Posted by Jerad Cox on Wednesday, December 16th, 2015 at 8:07am.

Home Addition

Prime Edmonton Real Estate - This past summer my wife and I decided to upsize our home. Our 1st home was awesome, and I had spent hundreds of hours adding a new garage, a garden and a lawn worthy of a gardening magazine. However, we wanted to expand our family and the home that we were in just wouldn't work should another baby arrive. We decided that we wanted a bigger home before becoming pregnant to help that process less stressful. Once we decided this, the first question for us was ' do we add an addition or do we move to something bigger?'.

We had a specific community that we wanted to stay in, as we had put down roots and developed friendships that would be hard to replicate.
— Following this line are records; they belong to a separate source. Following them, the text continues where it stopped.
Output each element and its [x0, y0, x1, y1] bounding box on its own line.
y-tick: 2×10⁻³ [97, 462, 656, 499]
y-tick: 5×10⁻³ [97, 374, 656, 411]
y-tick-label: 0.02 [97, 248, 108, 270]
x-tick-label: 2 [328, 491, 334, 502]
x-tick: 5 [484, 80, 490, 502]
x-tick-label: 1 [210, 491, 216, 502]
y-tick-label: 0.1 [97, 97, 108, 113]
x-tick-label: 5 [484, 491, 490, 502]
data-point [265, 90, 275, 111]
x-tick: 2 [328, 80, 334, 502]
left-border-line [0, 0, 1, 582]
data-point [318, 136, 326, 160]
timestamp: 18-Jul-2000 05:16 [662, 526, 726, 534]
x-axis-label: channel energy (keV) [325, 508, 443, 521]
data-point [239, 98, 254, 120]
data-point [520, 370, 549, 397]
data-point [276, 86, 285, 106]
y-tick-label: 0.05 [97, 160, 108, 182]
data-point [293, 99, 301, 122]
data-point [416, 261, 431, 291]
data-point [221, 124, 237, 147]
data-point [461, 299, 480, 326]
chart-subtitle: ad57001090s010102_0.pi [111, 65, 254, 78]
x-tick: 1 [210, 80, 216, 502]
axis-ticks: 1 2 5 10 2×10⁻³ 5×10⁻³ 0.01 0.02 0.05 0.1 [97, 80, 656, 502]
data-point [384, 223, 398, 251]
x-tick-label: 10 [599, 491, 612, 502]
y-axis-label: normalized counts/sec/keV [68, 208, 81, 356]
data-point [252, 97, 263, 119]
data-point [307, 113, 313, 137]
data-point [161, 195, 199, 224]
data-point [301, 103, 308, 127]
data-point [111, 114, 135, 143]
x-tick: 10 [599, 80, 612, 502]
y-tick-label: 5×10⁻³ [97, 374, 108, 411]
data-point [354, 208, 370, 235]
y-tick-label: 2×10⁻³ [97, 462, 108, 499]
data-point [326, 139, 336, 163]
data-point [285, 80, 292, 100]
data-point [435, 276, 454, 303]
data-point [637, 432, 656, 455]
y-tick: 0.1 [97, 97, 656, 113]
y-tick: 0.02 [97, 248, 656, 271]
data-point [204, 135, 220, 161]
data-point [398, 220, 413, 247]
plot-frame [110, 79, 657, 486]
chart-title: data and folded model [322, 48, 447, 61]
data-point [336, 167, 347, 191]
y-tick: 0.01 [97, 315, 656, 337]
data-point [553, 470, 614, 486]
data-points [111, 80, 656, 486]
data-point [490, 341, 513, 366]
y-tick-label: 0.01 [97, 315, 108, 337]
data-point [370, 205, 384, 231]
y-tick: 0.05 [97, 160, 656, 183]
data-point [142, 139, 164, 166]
We also had invested our time into the community to make it a better place and felt the need to stay in the area to continue with the process. This community is one of the oldest in Edmonton, and many historically designated homes dot the trees lined streets. So there was a great opportunity to see many varieties of additions added to homes in the area while also looking at bigger properties for sale.

Here's 3 things that we found:

  1. Most home additions looked like, well, additions: We viewed bout 25 different properties over two years and they all had the same thing in common: there was little or no continuity between the original house and the addition. Color schemes, windows, and flooring were often not consistent from the original home to the addition.
  2. Most home additions felt like additions: Some of the properties had built their additions on a new basement foundation, while others simply used a surface area slab. In both situations the additions shifted over time (as expected) and caused a physical separation from the original home. This showed up in wall seam cracks, floor transition disparities as well as floor unevenness in the addition.
  3. Most home additions felt like additions (part 2): It was evident in almost every addition that the insulation, heating and air return was an afterthought. The result was a cold floor and a bite in the air.

After viewing these properties 2 things became apparent - 1) That it would be very difficult to find a home with an addition attached that we could feel comfortable with, and 2) that it would be very difficult to add an addition to our home and be comfortable with it long term.

Buying a home with an addition can be a great thing, but home buyers must be aware that there are added risks as well as added benefits to these types of homes.